The commercial diagnostic landscape for PD-L1 immunohistochemistry (IHC) assays is highly complex. Multiple different companion or complementary diagnostic tests exist for therapeutics targeting the PD-1/PD-L1 pathway, each using a different interpretation to inform therapeutic decision-making. Flagship Biosciences envisions the utilization of Computational Tissue Analysis (cTA®) to develop an approach that could harmonize the interpretation of individual PD-L1 diagnostic tests.
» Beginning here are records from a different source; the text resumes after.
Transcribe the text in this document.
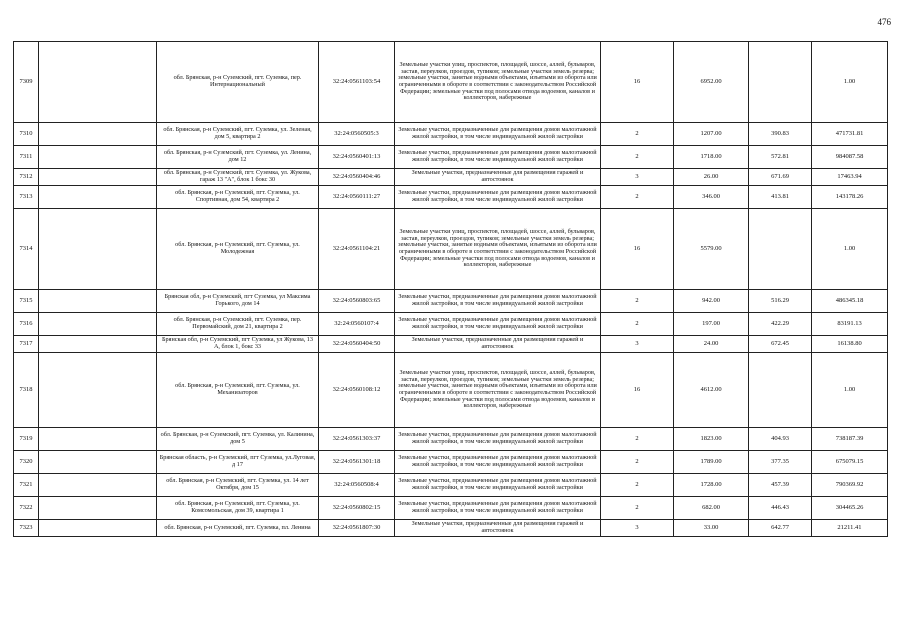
476
7309		обл. Брянская, р-н Суземский, пгт. Суземка, пер. Интернациональный	32:24:0561103:54	Земельные участки улиц, проспектов, площадей, шоссе, аллей, бульваров, застав, переулков, проездов, тупиков; земельные участки земель резерва; земельные участки, занятые водными объектами, изъятыми из оборота или ограниченными в обороте в соответствии с законодательством Российской Федерации; земельные участки под полосами отвода водоемов, каналов и коллекторов, набережные	16	6952.00		1.00
7310		обл. Брянская, р-н Суземский, пгт. Суземка, ул. Зеленая, дом 5, квартира 2	32:24:0560505:3	Земельные участки, предназначенные для размещения домов малоэтажной жилой застройки, в том числе индивидуальной жилой застройки	2	1207.00	390.83	471731.81
7311		обл. Брянская, р-н Суземский, пгт. Суземка, ул. Ленина, дом 12	32:24:0560401:13	Земельные участки, предназначенные для размещения домов малоэтажной жилой застройки, в том числе индивидуальной жилой застройки	2	1718.00	572.81	984087.58
7312		обл. Брянская, р-н Суземский, пгт. Суземка, ул. Жукова, гараж 13 "А", блок 1 бокс 30	32:24:0560404:46	Земельные участки, предназначенные для размещения гаражей и автостоянок	3	26.00	671.69	17463.94
7313		обл. Брянская, р-н Суземский, пгт. Суземка, ул. Спортивная, дом 54, квартира 2	32:24:0560111:27	Земельные участки, предназначенные для размещения домов малоэтажной жилой застройки, в том числе индивидуальной жилой застройки	2	346.00	413.81	143178.26
7314		обл. Брянская, р-н Суземский, пгт. Суземка, ул. Молодежная	32:24:0561104:21	Земельные участки улиц, проспектов, площадей, шоссе, аллей, бульваров, застав, переулков, проездов, тупиков; земельные участки земель резерва; земельные участки, занятые водными объектами, изъятыми из оборота или ограниченными в обороте в соответствии с законодательством Российской Федерации; земельные участки под полосами отвода водоемов, каналов и коллекторов, набережные	16	5579.00		1.00
7315		Брянская обл, р-н Суземский, пгт Суземка, ул Максима Горького, дом 14	32:24:0560803:65	Земельные участки, предназначенные для размещения домов малоэтажной жилой застройки, в том числе индивидуальной жилой застройки	2	942.00	516.29	486345.18
7316		обл. Брянская, р-н Суземский, пгт. Суземка, пер. Первомайский, дом 21, квартира 2	32:24:0560107:4	Земельные участки, предназначенные для размещения домов малоэтажной жилой застройки, в том числе индивидуальной жилой застройки	2	197.00	422.29	83191.13
7317		Брянская обл, р-н Суземский, пгт Суземка, ул Жукова, 13 А, блок 1, бокс 33	32:24:0560404:50	Земельные участки, предназначенные для размещения гаражей и автостоянок	3	24.00	672.45	16138.80
7318		обл. Брянская, р-н Суземский, пгт. Суземка, ул. Механизаторов	32:24:0560108:12	Земельные участки улиц, проспектов, площадей, шоссе, аллей, бульваров, застав, переулков, проездов, тупиков; земельные участки земель резерва; земельные участки, занятые водными объектами, изъятыми из оборота или ограниченными в обороте в соответствии с законодательством Российской Федерации; земельные участки под полосами отвода водоемов, каналов и коллекторов, набережные	16	4612.00		1.00
7319		обл. Брянская, р-н Суземский, пгт. Суземка, ул. Калинина, дом 5	32:24:0561303:37	Земельные участки, предназначенные для размещения домов малоэтажной жилой застройки, в том числе индивидуальной жилой застройки	2	1823.00	404.93	738187.39
7320		Брянская область, р-н Суземский, пгт Суземка, ул.Луговая, д 17	32:24:0561301:18	Земельные участки, предназначенные для размещения домов малоэтажной жилой застройки, в том числе индивидуальной жилой застройки	2	1789.00	377.35	675079.15
7321		обл. Брянская, р-н Суземский, пгт. Суземка, ул. 14 лет Октября, дом 15	32:24:0560508:4	Земельные участки, предназначенные для размещения домов малоэтажной жилой застройки, в том числе индивидуальной жилой застройки	2	1728.00	457.39	790369.92
7322		обл. Брянская, р-н Суземский, пгт. Суземка, ул. Комсомольская, дом 39, квартира 1	32:24:0560802:15	Земельные участки, предназначенные для размещения домов малоэтажной жилой застройки, в том числе индивидуальной жилой застройки	2	682.00	446.43	304465.26
7323		обл. Брянская, р-н Суземский, пгт. Суземка, пл. Ленина	32:24:0561807:30	Земельные участки, предназначенные для размещения гаражей и автостоянок	3	33.00	642.77	21211.41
Specifically, when a single, continuous cTA-based scoring system is applied across each assay, the assays can be mathematically normalized, harmonizing PD-L1 assay scoring.
In a proof-of-concept study, non–small cell lung cancer (NSCLC) patient samples were stained with the FDA-approved Dako 28-8 and Dako 22C3 tests, as well as the in-house SP142 and E1L3N assays. The cTA platform was used to identify tissue and cell-specific Biofeatures™ and then generate digital scores for PD-L1 test comparison. The performance of the cTA platform in scoring a PD-L1 IHC assay was first examined by comparing the digitally generated PD-L1 scores for the 28-8 assay with (1) manual PD-L1 scores generated by multiple pathologists and (2) an orthogonal reference method (ie, NanoString™). The comparison of manual and digital scores (using cTA) demonstrated that the cTA approach significantly reduced variability in PD-L1 scoring. Additionally, the digitally generated PD-L1 scores showed better correlation to the reference method than did the manual PD-L1 scores.
Following evaluation of the cTA platform performance in scoring the 28-8 PD-L1 assay, the digitally generated scores for each of the 4 PD-L1 assays were compared. The FDA-AACR-ASCO “PD-L1 Blueprint” working group has previously identified similarities and differences between these 4 commercialized assays. Similarly, digital quantification of membrane staining intensity in the tumor compartment using the cTA platform showed that the average intensities of the 22C3 and 28-8 assays were similar, while the SP142 intensity was lower and the E1L3N intensity was higher. The percentage of PD-L1–positive cells identified in each assay was highly correlated across the reference range of PD-L1 expression for each assay. Based on the proof of concept demonstrated in this study, a cTA approach is a method that could potentially enable harmonization of the PD-L1 tests through use of a digital pathology platform.